Heinlein repeated it in his short story, Requiem, imagining the poem pinned to the lunar ground next to the body of a man to whom getting to the moon was everything. This is very early Heinlein; the original copyright is 1939, the year he published his first story. Republished as part of his future history series. Dated, but with space tourism in the news, maybe not all that much.

Monday: “You’ll have your chance,” he said into the far future. “And by Heaven you’d better make good.” Sturgeon, but what story? This is the end of Thunder and Roses, one of my favorite Sturgeon  short stories, published in 1947. At that time the world was trying to come to terms with the reality of the atomic bomb.

Tuesday: “If the stars should appear one night in a thousand years, how would men believe and adore …” Emerson. The Asimov story?
The story is Asimov’s Nightfall, published in 1941 as a short story. Campbell’s take on Emerson’s quote was, “I think men would go mad,” and when Asimov wrote the story Campbell published it in Astounding Science Fiction. In 1968 the Science Fiction Writers of America voted Nightfall the best science fiction short story written prior to the establishment of the Nebula Awards, and it has been anthologized repeatedly. Asimov and Silverberg expanded it to book length in 1990.

Wednesday: “Intelligences greater than man’s and yet as mortal as his own …” H. G. Wells. Which book? This is from the opening sentence of War of the Worlds, 1898: “No one would have believed in the last years of the nineteenth century that this world was being watched keenly and closely by intelligences greater than man’s yet as mortal as his own; that as men busied themselves about their various concerns they were scrutinised and studied, perhaps almost as narrowly as a man with a microscope might scrutinise the transient creatures that swarm and multiply in a drop of water.” Writing styles have changed since then! I suspect the famous radio program is better known today than the original book, but it’s available in ebook format.
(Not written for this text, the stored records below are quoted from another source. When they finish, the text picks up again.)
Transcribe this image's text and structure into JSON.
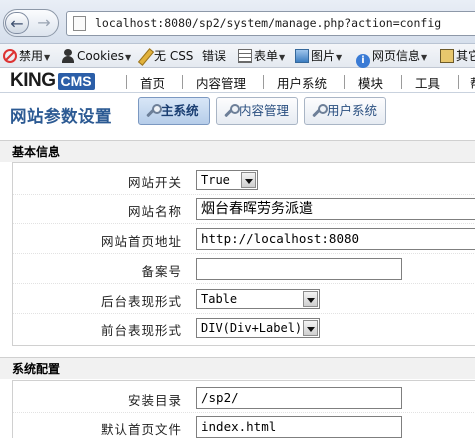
{
  "browser": {
    "url": "localhost:8080/sp2/system/manage.php?action=config",
    "toolbar": [
      {
        "label": "禁用",
        "icon": "no-entry-icon"
      },
      {
        "label": "Cookies",
        "icon": "person-icon"
      },
      {
        "label": "无 CSS",
        "icon": "pencil-icon"
      },
      {
        "label": "错误",
        "icon": "css-icon"
      },
      {
        "label": "表单",
        "icon": "form-icon"
      },
      {
        "label": "图片",
        "icon": "image-icon"
      },
      {
        "label": "网页信息",
        "icon": "info-icon"
      },
      {
        "label": "其它",
        "icon": "other-icon"
      }
    ]
  },
  "header": {
    "logo_king": "KING",
    "logo_cms": "CMS",
    "nav": [
      "首页",
      "内容管理",
      "用户系统",
      "模块",
      "工具",
      "帮"
    ]
  },
  "page": {
    "title": "网站参数设置",
    "tabs": [
      {
        "label": "主系统",
        "active": true
      },
      {
        "label": "内容管理",
        "active": false
      },
      {
        "label": "用户系统",
        "active": false
      }
    ]
  },
  "sections": [
    {
      "title": "基本信息",
      "rows": [
        {
          "label": "网站开关",
          "type": "select",
          "value": "True"
        },
        {
          "label": "网站名称",
          "type": "input",
          "value": "烟台春晖劳务派遣"
        },
        {
          "label": "网站首页地址",
          "type": "input",
          "value": "http://localhost:8080"
        },
        {
          "label": "备案号",
          "type": "input",
          "value": ""
        },
        {
          "label": "后台表现形式",
          "type": "select",
          "value": "Table"
        },
        {
          "label": "前台表现形式",
          "type": "select",
          "value": "DIV(Div+Label)"
        }
      ]
    },
    {
      "title": "系统配置",
      "rows": [
        {
          "label": "安装目录",
          "type": "input",
          "value": "/sp2/"
        },
        {
          "label": "默认首页文件",
          "type": "input",
          "value": "index.html"
        }
      ]
    }
  ],
  "colors": {
    "accent": "#2c5a93",
    "logo_cms_bg": "#2b5ea8"
  }
}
Next week it’ll be fantasy.

Sunrise 10:22 am, sunset 3:21 pm for 5 hours 20 min of daylight. The sun is over 9 times its diameter above the horizon, and driving south on icy (reflective) roads is a real pain. We’re gaining 6 minutes a day, now, and the sunshine is visible shining from the south window on my north walls at noon. We’re on the upswing!

On the down side, it’s 33 below today. I’m just as happy I don’t need to go out and get the mail. Still, it’s nice to see the seed catalogs arriving. It’s pleasant to know that we’re on the way to spring, even if the thermometer doesn’t show it yet. In fact the battery-operated remote thermometer doesn’t even register—the batteries are frozen. An since I’m in a cold spot, the forecast doesn’t look very encouraging

Makes me feel for my characters in Tourist Trap, caught in a major blizzard.